Usually a simple web search finds the question and answer I'm looking for. I'm
pretty blown away by the sheer volume of good info on PHP.

Python is my second choice. There's a lot that I prefer of it, over PHP, but I
find that in general its hurdles are higher.

Having developed many industrial-strength apps using less-capable languages,
I'm confident I can do the same in PHP.

------
27182818284
I feel like it is pretty unusual these days to hear about a company moving
_to_ PHP from some other language. On the other hand, you often here about a
company switching or adding one of the other languages you mentioned to their
company's stack

------
andrewhillman
Another benefit... it's fairly easy to find a php contractor for any portion
of your project that you want to outsource.
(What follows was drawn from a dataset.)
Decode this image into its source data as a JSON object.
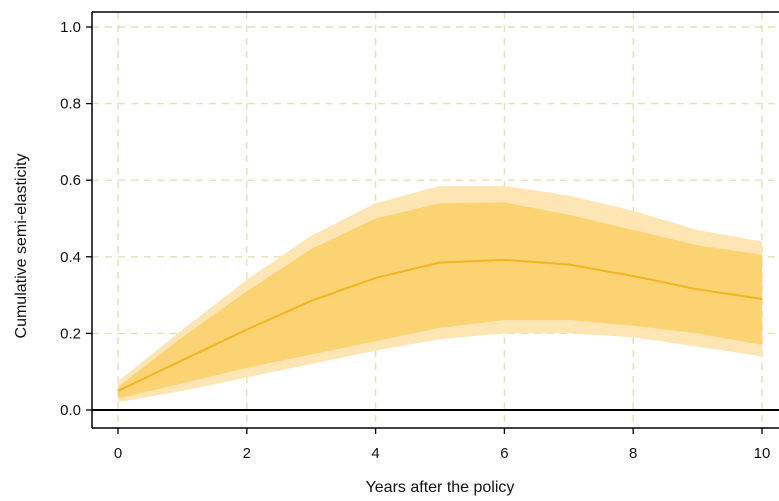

The cost for a php contractor is
relatively inexpensive compared to contractors for other languages.

------
Rust
Requisite link to <http://appwithphp.com/> \- some basic minimal knowledge and
stuff to make sure what you write is written as right as possible :)

------
glimcat
<?php include("header.php"); ?>

Between the above and the huge range of existing PHP projects, I always
install PHP regardless of what else I'm using.

------
gopi
In my opinion the great benefit of PHP especially for non-coder founders is
the big offshore talent pool.

------
rmATinnovafy
The tool does not define the problem. It goes the other way around.